Despite widespread consensus regarding the health benefits of exclusive breastfeeding for mother and baby, prevalence is very low worldwide. According to the World Health Organisation in 2016, increased breastfeeding rates can avert 800,000 child deaths and provide savings of $300 billion (US) each year across the world. Consequently, promoting breastfeeding especially increasing the rate of exclusive breastfeeding at six months from the current rate of 38 per cent to at least 50 per cent by 2025 has become a global health target.

“The key conclusion of our paper is the importance of breast cancer awareness in reproductive age women. We should educate our girls and young women about the method of breast self-examination and about the early signs of breast cancer. We should educate mothers about the health benefits of breastfeeding for themselves, highlighting the protective effect of breastfeeding on the occurrence of breast cancer in breastfeeding mothers. All mothers should be encouraged and supported to breastfeed their children for a longer duration regardless of having a history of breast cancer,” Mrs Alianmoghaddam says.

“Patients under 40 years of age make up about 5 per cent of the overall breast cancer population in the United States. In New Zealand, in 2011, more than 11 per cent of breast cancer patients were aged 25 to 44. However, in developing countries, including Arab countries, that rises to half of the breast cancer patients being in the reproductive age range.
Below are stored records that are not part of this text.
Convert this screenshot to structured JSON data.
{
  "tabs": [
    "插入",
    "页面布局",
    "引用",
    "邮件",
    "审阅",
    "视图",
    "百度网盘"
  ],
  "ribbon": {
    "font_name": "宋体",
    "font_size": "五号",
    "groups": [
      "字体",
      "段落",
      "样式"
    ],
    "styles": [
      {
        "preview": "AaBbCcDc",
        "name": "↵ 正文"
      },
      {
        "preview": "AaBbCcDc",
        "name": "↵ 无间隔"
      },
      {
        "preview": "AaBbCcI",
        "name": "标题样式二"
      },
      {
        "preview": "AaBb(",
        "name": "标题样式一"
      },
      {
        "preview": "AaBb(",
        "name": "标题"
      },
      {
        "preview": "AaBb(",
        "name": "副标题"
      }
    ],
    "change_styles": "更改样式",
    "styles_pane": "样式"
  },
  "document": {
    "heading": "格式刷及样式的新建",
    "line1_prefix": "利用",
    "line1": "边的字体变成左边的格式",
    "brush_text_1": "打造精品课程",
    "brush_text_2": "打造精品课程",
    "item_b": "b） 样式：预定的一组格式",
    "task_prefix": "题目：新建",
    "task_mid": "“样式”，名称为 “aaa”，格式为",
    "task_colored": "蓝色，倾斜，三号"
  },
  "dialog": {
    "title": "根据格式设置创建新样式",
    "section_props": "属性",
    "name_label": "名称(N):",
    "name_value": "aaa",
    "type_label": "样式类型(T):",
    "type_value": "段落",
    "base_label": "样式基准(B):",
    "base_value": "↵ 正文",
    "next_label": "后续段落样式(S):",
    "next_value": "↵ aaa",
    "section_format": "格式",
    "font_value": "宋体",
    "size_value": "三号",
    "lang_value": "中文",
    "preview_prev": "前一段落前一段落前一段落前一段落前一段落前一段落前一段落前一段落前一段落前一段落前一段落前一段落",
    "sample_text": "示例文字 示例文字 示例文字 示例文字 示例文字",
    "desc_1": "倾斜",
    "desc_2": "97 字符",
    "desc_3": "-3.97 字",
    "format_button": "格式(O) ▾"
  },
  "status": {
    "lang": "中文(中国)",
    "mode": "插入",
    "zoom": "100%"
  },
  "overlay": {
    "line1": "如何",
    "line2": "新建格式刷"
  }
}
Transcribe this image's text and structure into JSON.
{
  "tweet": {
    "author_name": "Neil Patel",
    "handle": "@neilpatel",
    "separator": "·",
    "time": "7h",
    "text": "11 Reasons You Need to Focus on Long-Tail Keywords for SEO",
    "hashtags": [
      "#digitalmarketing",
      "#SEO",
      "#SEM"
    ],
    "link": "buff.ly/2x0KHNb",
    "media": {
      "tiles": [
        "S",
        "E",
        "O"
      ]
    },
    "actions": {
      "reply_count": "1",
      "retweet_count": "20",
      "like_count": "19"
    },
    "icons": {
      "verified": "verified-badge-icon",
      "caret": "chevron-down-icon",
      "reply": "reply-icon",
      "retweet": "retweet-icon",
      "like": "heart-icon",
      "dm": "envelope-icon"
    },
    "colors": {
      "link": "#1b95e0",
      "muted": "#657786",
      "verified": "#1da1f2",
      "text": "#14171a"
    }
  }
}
“For successful breast conserving therapy, breast cancer needs to be detected in the early stages, but detection in childbearing age women is challenging. Although mammography can save lives via diagnosing breast cancer about five years earlier than clinical examinations, it is less efficient in reproductive age women for several reasons including high rates of false negative results, breast density and over-diagnosis,” she says.

Mrs Alianmoghaddam is a Registered Midwife and PhD candidate of Midwifery at Massey’s School of Public Health. Her doctoral research is about promoting six months exclusive breastfeeding in New Zealand. Her doctoral supervisors are Dr Suzanne Phibbs, senior lecturer for the School of Public Health, and Associate Professor Cheryl Benn, a Registered Midwife an International Board Certified Lactation Consultant (IBCLC).